Our organization’s name, Reproductive Equity Now, reflects the urgency we feel when it comes to demanding, protecting, and expanding abortion access and reproductive equity for everyone. Though we believe that reproductive equity should be guaranteed by the U.S. Constitution, what has become abundantly clear is that protecting and expanding abortion access is a state-by-state, voter-by-voter grassroots battle. We need reproductive equity across this country, and we need it now. Reproductive Equity Now will lead that fight in New England as we expand our grassroots presence across the region.

We have seen what happens when we mobilize and organize on the local level. Our organization has been successful in ensuring pro-choice majorities in the Massachusetts State House and State Senate, passing laws that expand access to reproductive health care, and implementing policies to protect patients and providers post-Roe. Central to our work is the belief that every elected official at all levels of government — local, state, and federal — must fight for reproductive equity.

 
 
 
 

Why Reproductive Equity?

Reproductive equity means equitable access to reproductive health care for all regardless of your race, ethnicity, income, zip code, gender, age, immigration status, ability, sexual orientation, or religion. Today, barriers to accessing care disproportionately impact low-income people and people of color. Even if we remove barriers, inequity persists in accessing reproductive health care. Fighting for equity asks us to examine and fight not just for equal access to care but to give people what they need to access care without delays or financial burden. Centering equity in the fight for reproductive freedom means expanding access until every person can get the care they want, need, and deserve free from any barrier. 

Reproductive equity means using an intersectional lens to fight for access to reproductive health care. Reproductive health care includes access to consent-based sexuality education, birth control, STI testing and treatment, miscarriage management, and the full spectrum of pregnancy care, including abortion care. But the fight for equity means we can't stop there. Not all pregnant people have access to pregnancy care and healthy birth outcomes. And, as long as Black and Brown women face a grave maternal health crisis, we must fight to end it.
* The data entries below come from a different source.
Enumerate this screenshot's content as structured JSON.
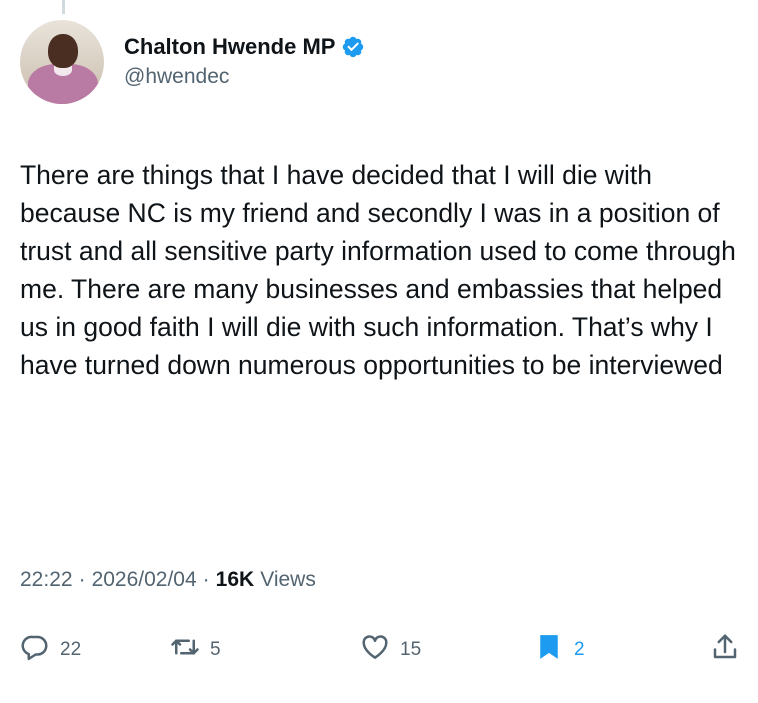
{
  "author": {
    "name": "Chalton Hwende MP",
    "handle": "@hwendec",
    "verified": true,
    "verified_color": "#1d9bf0"
  },
  "tweet": {
    "text": "There are things that I have decided that I will die with because NC is my friend and secondly I was in a position of trust and all sensitive party information used to come through me. There are many businesses and embassies that helped us in good faith I will die with such information. That’s why I have turned down numerous opportunities to be interviewed"
  },
  "meta": {
    "time": "22:22",
    "date": "2026/02/04",
    "separator": "·",
    "views_count": "16K",
    "views_label": "Views"
  },
  "actions": {
    "replies": "22",
    "reposts": "5",
    "likes": "15",
    "bookmarks": "2",
    "accent_color": "#1d9bf0",
    "icon_color": "#536471"
  }
}
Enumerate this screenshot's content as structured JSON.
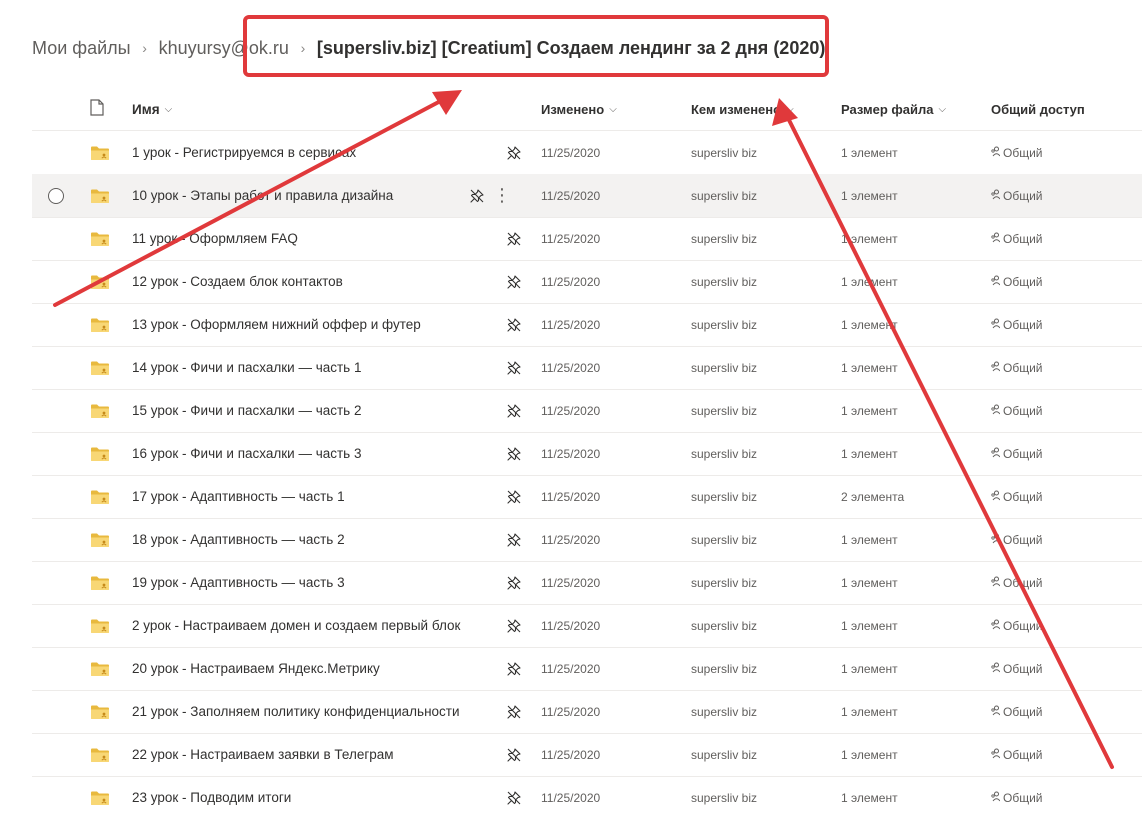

People cannot make decisions about if, when, and how to become parents if they cannot access affordable child care. And they cannot elect politicians who will fight for reproductive freedom if systems of power erect obstacles that limit their ability to vote. Our goal is to look at the systems that prevent us from achieving equity and dismantle them.

What’s Next?

We must meet this moment of crisis. The anti-abortion movement and right-wing extremists have captured the Supreme Court. But we have the people. 

New England states are leading on issues of equity and reproductive freedom, and we are needed now more than ever. We believe that local organizing and local advocacy result in statewide change. And, we’ve proven it—with policies to expand access to care, protect patients and providers, and make New England a place where people feel safe traveling for compassionate care in a post-Roe world.

The U.S. Supreme Court poses a threat to reproductive freedom across the country. New England can and should be at the forefront of the fight to assert the right of all people to make private, personal decisions about their reproductive destiny. We are creating a regional block of states paving the way forward on reproductive freedom and demonstrating to the nation what true reproductive equity looks like. 

There is a tremendous amount of work to be done to create the world we want to see here in New England. We are poised to lead the way with a model that emphasizes local and state leadership to secure national change.